The African manatee is a large aquatic mammal that inhabits much of the western region of Africa. Its body is widest at the middle, and its tail resembles a paddle. The manatee is gray in color with small, colorless hairs that cover its body. However, algae and other tiny organisms often grow on an African manatee's body, so its body sometimes appears brown or greenish in color. Calves are darker in color when they are very young.
African manatees are found in West African regions from Senegal to Angola. They live in oceans, rivers, lakes, coastal estuaries, reservoirs, lagoons, and bays on the coast. African manatees can also occur in shallow coastal flats and calm mangrove creeks filled with seagrass. They rarely inhabit waters with a temperature below 18°C (64°F).
African manatees are nocturnal. They tend to travel silently, eat, and be active towards the end of the day and during the nighttime. During the daytime, manatees usually doze in shallow (1 to 2 meters deep) water. In countries such as Sierra Leone, African manatees migrate upstream when flooding occurs in June and July. This flooding can lower the availability of food for the manatees as well as lower the salinity of waterways. African manatees live in groups of 1 to 6 individuals. They are also very social, spending a majority of their day bonding by touch, verbal communication, and smell. This creates a deep bond between them. When it is time to migrate due to a weather change, they will travel in larger groups to find warmer water and food. African manatees are typically extremely slow and move between 4.8 km and 8 km (3 and 5 mi) per hour, although when scared by predators they can travel at speeds of about 32 km (20 mi) per hour.
African manatees are omnivores (herbivores, piscivores). They feed on aquatic vegetation, clams, mollusks, and fish found in nets. Manatees that inhabit rivers mostly eat the overhanging plants growing on the river banks. Those living in estuaries consume solely mangrove trees.
African manatees are polygynous breeders and multiple males will usually mate with one female. The breeding season can occur year-round. When the opportunity to mate with a female is at stake, males will fight with each other by pushing and shoving. Females give birth to one calf at a time after about a 13-month pregnancy. Calves are born fully-developed (precocial) and can swim on their own at birth.

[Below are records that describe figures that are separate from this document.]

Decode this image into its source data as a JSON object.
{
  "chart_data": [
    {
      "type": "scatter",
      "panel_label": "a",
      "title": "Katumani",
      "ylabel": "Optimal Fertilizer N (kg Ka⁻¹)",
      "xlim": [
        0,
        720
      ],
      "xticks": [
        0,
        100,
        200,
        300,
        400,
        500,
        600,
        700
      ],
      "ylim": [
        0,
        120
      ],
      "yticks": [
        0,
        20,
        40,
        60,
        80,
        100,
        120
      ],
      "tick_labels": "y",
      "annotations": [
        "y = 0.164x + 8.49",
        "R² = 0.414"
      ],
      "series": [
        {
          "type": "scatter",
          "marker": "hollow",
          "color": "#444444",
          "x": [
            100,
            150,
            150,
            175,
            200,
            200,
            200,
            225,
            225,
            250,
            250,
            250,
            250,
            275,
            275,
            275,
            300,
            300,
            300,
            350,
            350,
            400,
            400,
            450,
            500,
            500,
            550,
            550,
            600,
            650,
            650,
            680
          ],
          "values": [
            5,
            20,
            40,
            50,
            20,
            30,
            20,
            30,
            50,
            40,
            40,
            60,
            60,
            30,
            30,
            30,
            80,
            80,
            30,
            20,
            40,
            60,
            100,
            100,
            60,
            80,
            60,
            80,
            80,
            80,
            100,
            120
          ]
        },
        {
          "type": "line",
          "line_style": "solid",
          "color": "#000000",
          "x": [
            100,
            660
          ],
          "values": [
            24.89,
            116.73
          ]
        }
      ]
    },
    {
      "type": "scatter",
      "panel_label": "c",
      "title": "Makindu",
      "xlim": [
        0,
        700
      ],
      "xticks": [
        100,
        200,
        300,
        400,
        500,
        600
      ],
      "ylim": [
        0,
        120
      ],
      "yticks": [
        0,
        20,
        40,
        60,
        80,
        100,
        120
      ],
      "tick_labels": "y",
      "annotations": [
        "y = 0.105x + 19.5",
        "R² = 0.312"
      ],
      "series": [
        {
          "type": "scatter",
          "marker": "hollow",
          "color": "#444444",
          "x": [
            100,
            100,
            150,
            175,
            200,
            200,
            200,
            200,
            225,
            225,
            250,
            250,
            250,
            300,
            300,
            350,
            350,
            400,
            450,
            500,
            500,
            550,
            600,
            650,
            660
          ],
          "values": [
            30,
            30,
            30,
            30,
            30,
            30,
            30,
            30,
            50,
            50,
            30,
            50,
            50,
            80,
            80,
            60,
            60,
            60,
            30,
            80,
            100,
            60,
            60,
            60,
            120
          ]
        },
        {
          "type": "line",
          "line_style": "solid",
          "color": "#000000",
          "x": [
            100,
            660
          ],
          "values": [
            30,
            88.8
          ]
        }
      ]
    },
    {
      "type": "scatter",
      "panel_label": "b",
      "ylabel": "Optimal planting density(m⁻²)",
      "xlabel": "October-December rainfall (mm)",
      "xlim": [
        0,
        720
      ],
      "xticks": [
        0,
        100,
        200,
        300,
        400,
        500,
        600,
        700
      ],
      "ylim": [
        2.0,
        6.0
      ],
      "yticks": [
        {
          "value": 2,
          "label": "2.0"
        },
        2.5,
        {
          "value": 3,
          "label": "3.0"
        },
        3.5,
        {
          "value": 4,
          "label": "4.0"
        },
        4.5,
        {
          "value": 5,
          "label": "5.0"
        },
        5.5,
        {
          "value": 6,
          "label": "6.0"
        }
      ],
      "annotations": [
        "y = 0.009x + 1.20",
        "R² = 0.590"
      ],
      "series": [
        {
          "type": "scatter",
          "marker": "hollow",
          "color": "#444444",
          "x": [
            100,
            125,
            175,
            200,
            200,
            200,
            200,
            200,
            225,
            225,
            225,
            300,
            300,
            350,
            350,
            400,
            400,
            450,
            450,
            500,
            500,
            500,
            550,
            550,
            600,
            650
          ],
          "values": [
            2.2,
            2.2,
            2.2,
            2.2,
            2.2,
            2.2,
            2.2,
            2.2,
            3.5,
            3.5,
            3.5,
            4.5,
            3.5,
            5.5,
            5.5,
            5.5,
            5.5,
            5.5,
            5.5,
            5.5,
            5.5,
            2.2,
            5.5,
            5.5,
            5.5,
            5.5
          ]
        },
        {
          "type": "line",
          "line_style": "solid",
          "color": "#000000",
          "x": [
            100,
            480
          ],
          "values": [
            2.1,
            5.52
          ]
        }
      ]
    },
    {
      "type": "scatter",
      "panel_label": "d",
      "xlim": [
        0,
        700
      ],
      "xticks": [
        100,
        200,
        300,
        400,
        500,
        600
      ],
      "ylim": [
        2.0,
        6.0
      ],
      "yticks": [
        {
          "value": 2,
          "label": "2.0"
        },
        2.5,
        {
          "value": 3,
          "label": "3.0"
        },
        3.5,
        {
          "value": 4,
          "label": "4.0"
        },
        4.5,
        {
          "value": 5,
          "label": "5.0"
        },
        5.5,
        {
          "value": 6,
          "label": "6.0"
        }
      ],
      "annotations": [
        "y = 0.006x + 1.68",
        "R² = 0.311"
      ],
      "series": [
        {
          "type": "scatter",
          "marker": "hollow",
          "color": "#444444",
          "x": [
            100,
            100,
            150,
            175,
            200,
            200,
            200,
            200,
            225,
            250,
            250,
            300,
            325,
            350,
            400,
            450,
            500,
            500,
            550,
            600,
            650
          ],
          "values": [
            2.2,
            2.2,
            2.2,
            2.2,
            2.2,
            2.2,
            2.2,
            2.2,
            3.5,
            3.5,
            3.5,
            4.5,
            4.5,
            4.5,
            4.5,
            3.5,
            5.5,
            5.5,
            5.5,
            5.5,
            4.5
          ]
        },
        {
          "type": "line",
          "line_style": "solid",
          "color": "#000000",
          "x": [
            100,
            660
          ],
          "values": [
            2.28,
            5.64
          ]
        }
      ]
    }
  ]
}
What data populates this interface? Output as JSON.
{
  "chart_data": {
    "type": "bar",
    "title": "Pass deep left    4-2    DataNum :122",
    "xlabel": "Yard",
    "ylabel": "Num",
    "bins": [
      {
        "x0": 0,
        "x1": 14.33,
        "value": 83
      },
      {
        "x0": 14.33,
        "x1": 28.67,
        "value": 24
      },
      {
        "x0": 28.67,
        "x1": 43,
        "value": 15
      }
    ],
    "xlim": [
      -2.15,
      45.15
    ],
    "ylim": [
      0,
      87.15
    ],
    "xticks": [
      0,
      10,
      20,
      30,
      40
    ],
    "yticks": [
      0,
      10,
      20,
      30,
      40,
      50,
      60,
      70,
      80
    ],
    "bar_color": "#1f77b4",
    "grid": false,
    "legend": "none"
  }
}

Some female African manatees become reproductively mature at 3 years of age, and they give birth every 3 to 5 years. Males take a longer time to mature - about 9 to 10 years.

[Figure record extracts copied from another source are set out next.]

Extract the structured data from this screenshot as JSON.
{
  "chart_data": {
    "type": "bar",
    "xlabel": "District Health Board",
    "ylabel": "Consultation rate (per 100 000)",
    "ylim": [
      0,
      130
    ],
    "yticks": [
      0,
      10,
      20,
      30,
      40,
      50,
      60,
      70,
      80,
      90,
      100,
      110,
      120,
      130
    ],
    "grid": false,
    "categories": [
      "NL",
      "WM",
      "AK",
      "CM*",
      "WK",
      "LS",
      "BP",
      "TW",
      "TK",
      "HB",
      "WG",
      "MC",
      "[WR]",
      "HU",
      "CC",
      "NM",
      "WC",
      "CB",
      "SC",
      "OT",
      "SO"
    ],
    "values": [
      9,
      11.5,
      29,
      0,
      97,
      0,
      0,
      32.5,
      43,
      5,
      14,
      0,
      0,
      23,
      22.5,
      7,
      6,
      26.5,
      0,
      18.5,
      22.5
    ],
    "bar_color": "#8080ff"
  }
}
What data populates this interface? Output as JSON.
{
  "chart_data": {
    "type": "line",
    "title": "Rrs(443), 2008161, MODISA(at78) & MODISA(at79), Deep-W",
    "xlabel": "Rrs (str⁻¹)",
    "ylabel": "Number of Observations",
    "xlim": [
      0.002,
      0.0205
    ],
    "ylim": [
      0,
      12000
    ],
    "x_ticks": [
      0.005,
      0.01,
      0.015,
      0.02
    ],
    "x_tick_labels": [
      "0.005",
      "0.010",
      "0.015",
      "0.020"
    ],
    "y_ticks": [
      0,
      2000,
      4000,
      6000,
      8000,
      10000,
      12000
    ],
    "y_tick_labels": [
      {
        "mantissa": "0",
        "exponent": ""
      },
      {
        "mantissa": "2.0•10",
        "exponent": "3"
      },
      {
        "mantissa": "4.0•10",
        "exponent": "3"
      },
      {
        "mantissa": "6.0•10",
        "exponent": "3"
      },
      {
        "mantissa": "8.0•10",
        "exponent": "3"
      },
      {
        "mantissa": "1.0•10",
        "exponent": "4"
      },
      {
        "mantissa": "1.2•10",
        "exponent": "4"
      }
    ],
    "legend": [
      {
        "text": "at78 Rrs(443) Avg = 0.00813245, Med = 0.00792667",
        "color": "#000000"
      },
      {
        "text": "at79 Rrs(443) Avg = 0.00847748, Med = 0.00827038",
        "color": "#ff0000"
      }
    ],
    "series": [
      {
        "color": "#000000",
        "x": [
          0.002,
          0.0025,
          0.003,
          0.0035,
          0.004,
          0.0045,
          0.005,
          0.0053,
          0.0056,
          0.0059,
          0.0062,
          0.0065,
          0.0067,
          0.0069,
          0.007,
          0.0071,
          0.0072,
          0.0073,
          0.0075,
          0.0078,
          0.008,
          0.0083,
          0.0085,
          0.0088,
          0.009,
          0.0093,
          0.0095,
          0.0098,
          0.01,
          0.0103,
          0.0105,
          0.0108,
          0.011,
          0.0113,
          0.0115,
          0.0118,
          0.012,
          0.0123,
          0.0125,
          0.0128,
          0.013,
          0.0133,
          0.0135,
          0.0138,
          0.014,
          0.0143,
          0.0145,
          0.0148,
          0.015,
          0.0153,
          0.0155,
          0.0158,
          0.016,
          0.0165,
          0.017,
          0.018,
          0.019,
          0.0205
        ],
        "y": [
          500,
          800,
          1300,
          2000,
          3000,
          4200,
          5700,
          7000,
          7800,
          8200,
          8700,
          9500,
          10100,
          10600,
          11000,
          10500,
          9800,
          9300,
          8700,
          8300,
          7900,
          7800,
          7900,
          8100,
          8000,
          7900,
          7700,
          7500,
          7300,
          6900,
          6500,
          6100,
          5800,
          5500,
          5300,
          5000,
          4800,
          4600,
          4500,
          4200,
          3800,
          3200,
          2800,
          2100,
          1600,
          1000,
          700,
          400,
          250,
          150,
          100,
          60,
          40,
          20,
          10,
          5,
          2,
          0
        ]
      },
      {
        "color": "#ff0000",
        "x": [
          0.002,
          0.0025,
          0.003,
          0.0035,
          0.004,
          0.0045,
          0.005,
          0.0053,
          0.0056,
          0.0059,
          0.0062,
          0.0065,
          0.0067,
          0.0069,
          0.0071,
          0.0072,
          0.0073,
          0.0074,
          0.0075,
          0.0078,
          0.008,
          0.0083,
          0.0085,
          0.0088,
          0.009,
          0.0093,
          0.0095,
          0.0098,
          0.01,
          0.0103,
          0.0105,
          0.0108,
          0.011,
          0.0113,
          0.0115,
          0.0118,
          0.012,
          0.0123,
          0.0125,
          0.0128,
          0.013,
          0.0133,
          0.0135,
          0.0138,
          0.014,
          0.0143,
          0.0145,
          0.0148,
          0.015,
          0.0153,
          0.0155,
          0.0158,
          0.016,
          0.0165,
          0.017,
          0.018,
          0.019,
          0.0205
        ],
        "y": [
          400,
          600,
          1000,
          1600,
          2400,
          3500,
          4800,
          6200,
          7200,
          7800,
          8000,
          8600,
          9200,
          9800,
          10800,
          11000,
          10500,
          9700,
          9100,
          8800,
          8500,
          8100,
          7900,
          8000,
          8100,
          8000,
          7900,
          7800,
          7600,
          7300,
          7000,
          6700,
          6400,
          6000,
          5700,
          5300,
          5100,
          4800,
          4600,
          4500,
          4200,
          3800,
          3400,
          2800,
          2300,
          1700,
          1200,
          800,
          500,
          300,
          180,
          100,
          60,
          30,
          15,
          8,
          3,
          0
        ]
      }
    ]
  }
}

The African manatee is a vulnerable species because of its meat, oil, bones, and skin, which can bring great wealth to poachers. In some countries, such as Nigeria and Cameroon, African manatees are sold to zoos, aquariums, online as pets, and they are sometimes shipped internationally. Other serious threats to this species include urban and agricultural development, increased damming, and increased use of hydroelectric power in the rivers of countries like Côte d'Ivoire and Ghana. The building of dams has led to the genetic isolation of some populations. At several hydroelectric dams, manatees have been caught and killed in the turbines and intake valves. Even natural occurrences, such as droughts and tidal changes, can often strand these animals in unsuitable habitats. Some are killed accidentally by fishing trawls and in nets that are intended for catching sharks. Starvation is another cause of mortality. Many of the African manatees that venture up the Niger River starve to death. At certain times each year, the Niger River dries up due to the hot temperatures and lack of rain. Many manatees migrate there during the rainy season and when the water dries up they are unable to get to other bodies of water. Some behaviors of African manatees provoke humans to hunt them. When manatees become tangled in fishing nets, they often damage them and in addition, they can destroy rice crops by drifting into fields during the rainy season.
According to the IUCN Red List, the total population size of the African manatee is fewer than 10,000 individuals. There are estimated populations of this species in the following areas: 750-800 individuals in Côte d'Ivoire and 125 individuals in Benin. Currently, the African manatee is classified as Vulnerable (VU) on the IUCN Red List.